Autores principais:Bargas, Vasco Miguel Inácio Brigas
Assunto:Banking Machine Learning Finance Explainable Artificial Intelligence SDG 9 - Industry, innovation and infrastructure SDG 16 - Peace, justice and strong institutions
Ano:2024
País:Portugal
Tipo de documento:dissertação de mestrado
Tipo de acesso:acesso aberto
Instituição associada:Universidade Nova de Lisboa
Idioma:inglês
Origem:Repositório Institucional da UNL
Descrição
Resumo:The adoption of Artificial Intelligence in the financial sector has brought numerous quality of life improvements on internal procedures and on decision making processes. This adoption means that AI systems actively have a say on decisions that can affect people’s lives.

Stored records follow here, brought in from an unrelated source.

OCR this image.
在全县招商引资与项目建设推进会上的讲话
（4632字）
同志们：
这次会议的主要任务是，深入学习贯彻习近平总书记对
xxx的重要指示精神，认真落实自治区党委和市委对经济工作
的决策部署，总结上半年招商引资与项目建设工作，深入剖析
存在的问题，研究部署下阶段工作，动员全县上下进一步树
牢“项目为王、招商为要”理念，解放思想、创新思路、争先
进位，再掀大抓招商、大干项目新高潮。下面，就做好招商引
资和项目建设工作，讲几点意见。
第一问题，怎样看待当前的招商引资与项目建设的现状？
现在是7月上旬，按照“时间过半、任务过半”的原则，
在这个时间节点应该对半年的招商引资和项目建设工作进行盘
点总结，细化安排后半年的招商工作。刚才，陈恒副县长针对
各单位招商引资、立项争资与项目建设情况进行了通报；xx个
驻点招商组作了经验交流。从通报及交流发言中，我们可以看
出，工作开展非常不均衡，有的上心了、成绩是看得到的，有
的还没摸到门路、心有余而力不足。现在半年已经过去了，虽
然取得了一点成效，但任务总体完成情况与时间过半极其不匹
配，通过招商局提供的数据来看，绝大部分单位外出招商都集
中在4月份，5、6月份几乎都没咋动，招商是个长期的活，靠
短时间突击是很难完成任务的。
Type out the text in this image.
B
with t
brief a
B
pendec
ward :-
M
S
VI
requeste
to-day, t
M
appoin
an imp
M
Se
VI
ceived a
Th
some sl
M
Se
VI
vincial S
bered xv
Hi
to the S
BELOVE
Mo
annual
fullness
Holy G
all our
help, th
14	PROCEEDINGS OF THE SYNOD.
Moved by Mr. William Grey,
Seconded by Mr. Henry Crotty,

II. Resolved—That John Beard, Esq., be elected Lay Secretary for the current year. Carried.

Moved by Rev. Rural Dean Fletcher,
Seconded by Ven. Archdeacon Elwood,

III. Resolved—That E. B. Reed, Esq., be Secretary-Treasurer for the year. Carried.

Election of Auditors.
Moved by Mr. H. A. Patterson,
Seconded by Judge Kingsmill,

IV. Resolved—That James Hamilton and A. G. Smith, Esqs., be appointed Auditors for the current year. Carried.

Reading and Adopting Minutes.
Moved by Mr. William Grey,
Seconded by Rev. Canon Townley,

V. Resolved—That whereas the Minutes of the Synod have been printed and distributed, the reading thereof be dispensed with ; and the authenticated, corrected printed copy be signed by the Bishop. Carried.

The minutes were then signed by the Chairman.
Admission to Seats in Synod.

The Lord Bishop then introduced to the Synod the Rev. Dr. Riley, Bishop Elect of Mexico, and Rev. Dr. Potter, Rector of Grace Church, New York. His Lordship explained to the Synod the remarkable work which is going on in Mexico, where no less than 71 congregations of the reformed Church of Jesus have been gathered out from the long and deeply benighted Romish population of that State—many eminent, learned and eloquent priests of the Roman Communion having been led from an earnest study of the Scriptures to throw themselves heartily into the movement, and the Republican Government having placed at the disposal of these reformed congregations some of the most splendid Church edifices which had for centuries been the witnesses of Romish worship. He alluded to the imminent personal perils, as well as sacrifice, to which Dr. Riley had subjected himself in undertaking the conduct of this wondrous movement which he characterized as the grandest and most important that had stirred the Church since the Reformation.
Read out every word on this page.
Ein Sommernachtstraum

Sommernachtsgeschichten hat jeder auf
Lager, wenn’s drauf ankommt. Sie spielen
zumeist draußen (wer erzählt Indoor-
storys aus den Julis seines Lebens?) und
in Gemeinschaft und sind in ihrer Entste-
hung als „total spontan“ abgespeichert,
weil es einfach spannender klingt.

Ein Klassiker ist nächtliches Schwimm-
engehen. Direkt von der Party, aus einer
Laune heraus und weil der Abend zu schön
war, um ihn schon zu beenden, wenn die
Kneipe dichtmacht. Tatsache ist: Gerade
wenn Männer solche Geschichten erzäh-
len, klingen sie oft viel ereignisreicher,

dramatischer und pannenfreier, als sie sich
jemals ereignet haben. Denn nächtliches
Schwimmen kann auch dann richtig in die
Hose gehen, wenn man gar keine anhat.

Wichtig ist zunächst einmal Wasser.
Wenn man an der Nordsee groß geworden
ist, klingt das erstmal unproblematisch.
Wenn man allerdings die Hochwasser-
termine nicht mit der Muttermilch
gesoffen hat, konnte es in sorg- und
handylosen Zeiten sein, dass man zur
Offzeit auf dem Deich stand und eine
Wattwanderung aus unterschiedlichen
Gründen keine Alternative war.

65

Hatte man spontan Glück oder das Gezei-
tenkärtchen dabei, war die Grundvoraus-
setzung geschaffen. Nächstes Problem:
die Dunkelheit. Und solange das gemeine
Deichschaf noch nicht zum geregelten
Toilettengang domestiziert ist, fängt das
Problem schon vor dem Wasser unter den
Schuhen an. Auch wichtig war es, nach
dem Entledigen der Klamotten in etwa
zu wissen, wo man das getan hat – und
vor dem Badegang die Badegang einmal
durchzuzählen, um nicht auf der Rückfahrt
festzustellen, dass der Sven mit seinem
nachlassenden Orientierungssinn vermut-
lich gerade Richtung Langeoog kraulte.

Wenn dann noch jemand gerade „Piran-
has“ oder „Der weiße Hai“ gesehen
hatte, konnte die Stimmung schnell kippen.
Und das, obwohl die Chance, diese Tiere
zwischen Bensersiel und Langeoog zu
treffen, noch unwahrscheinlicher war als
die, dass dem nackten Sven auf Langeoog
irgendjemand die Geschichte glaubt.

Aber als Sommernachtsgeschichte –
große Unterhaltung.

Meanwhile, most AI systems are opaque, casting doubts and uncertainty regarding the usage of these systems to make impactful decisions. This thesis focuses on using Explainable Artificial Intelligence (XAI) techniques and algorithms to provide explanations to an AI system’s decision and the steps it took to get there. Through a detailed literature review where the current state of XAI in the financial sector is revised and a practical use case where the LIME and SHAP algorithms are tested against an AI system developed to predict a person’s credit risk, this study tests the applicability of XAI techniques for explaining an AI system. The results suggest that the implementation of XAI techniques can provide a satisfactory degree of explainability to a model, demystifying its decision making processes.